Sarılgan sıfatının, kendi üstüne yakıştığını kanıksadığın anda, sarılmışsındır artık. Bir örümcek ağının tuzağına yakalanmış kara bir sineğin hâlini, ‘tutkulu girişkenlik’ olarak yorumlayan piyasayla hem-zeban olmuşsundur.
Sarmaş dolaş gezmen, göz alıcı bir parlaklık sunsa da sar-daşların arasında; bu metres sarmalı, zehirli sarmalarını kusturtmak için, parmağını ilk fırsatta sokacaktır boğazına. Kus, diyecektir. Sonra tekrar ye onları.

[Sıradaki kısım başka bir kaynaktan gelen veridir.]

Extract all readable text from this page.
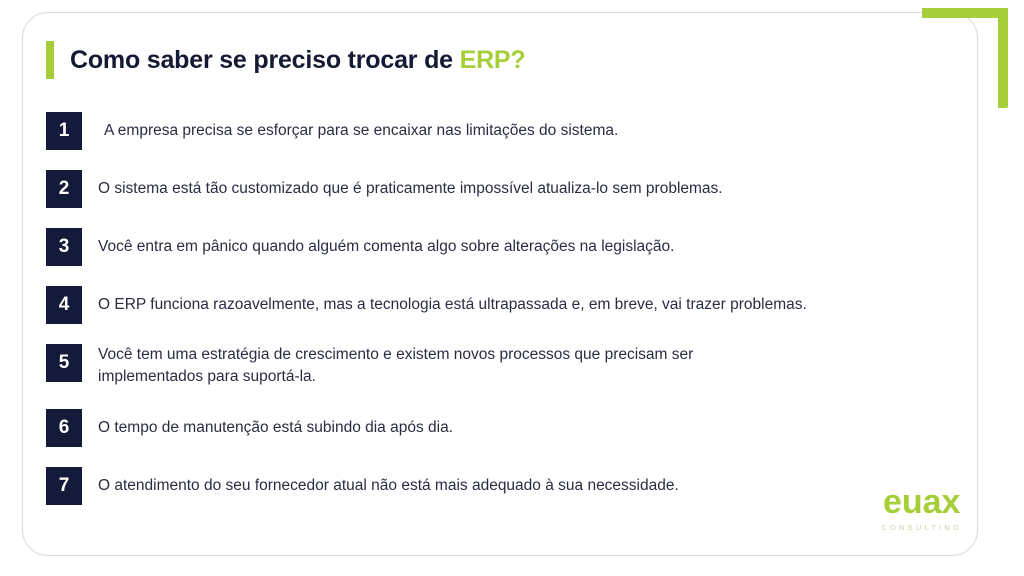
Como saber se preciso trocar de ERP?
1	A empresa precisa se esforçar para se encaixar nas limitações do sistema.
2	O sistema está tão customizado que é praticamente impossível atualiza-lo sem problemas.
3	Você entra em pânico quando alguém comenta algo sobre alterações na legislação.
4	O ERP funciona razoavelmente, mas a tecnologia está ultrapassada e, em breve, vai trazer problemas.
5	Você tem uma estratégia de crescimento e existem novos processos que precisam ser implementados para suportá-la.
6	O tempo de manutenção está subindo dia após dia.
7	O atendimento do seu fornecedor atual não está mais adequado à sua necessidade.	euax
CONSULTING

Kaç sarım yemişsen, o kadar kusacaksın ve yeniden yiyeceksin sarılgan dostlarına sarılaraktan.
Sarılmaya mecbur olduğunu anlatma bana, mecbur tutulduğunu anla!

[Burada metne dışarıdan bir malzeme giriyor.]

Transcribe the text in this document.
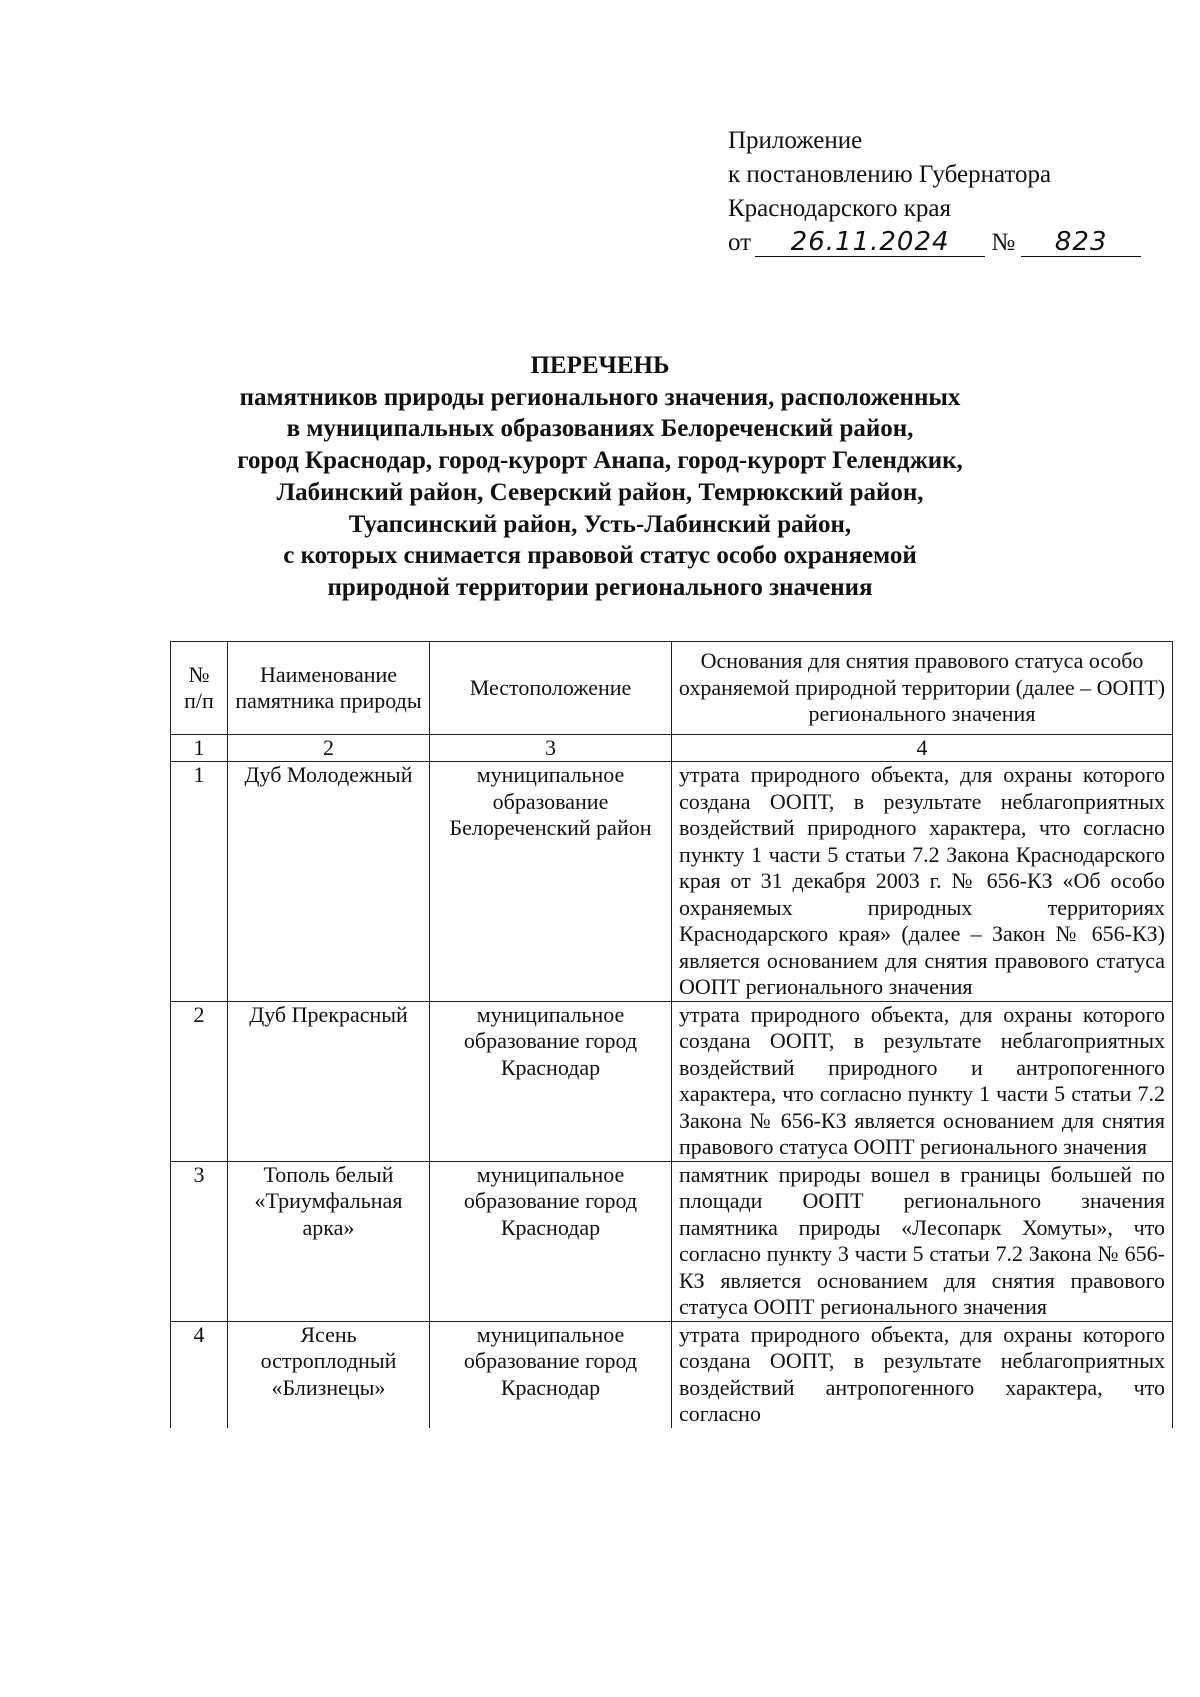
Приложение
к постановлению Губернатора
Краснодарского края
от 26.11.2024 № 823
ПЕРЕЧЕНЬ
памятников природы регионального значения, расположенных
в муниципальных образованиях Белореченский район,
город Краснодар, город-курорт Анапа, город-курорт Геленджик,
Лабинский район, Северский район, Темрюкский район,
Туапсинский район, Усть-Лабинский район,
с которых снимается правовой статус особо охраняемой
природной территории регионального значения
№ п/п	Наименование памятника природы	Местоположение	Основания для снятия правового статуса особо охраняемой природной территории (далее – ООПТ) регионального значения
1	2	3	4
1	Дуб Молодежный	муниципальное образование Белореченский район	утрата природного объекта, для охраны которого создана ООПТ, в результате неблагоприятных воздействий природного характера, что согласно пункту 1 части 5 статьи 7.2 Закона Краснодарского края от 31 декабря 2003 г. № 656-КЗ «Об особо охраняемых природных территориях Краснодарского края» (далее – Закон № 656-КЗ) является основанием для снятия правового статуса ООПТ регионального значения
2	Дуб Прекрасный	муниципальное образование город Краснодар	утрата природного объекта, для охраны которого создана ООПТ, в результате неблагоприятных воздействий природного и антропогенного характера, что согласно пункту 1 части 5 статьи 7.2 Закона № 656-КЗ является основанием для снятия правового статуса ООПТ регионального значения
3	Тополь белый «Триумфальная арка»	муниципальное образование город Краснодар	памятник природы вошел в границы большей по площади ООПТ регионального значения памятника природы «Лесопарк Хомуты», что согласно пункту 3 части 5 статьи 7.2 Закона № 656-КЗ является основанием для снятия правового статуса ООПТ регионального значения
4	Ясень остроплодный «Близнецы»	муниципальное образование город Краснодар	утрата природного объекта, для охраны которого создана ООПТ, в результате неблагоприятных воздействий антропогенного характера, что согласно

Kışın, vücuduna sarındığın hırkayı kastetmiyorum ey ahmak! Samimi bellediğin, seni o zehirli sarmaşıkla hayvanlığa mecbur kılan sargın dostlarını kastediyorum.
Sana özgürlüğün kapısına doğru yürü, diyorum. O kapıdan, sarıldığın şeyleri en aza indirerek geçebilirsin ancak. Bir eğreti gibi, çırçıplak…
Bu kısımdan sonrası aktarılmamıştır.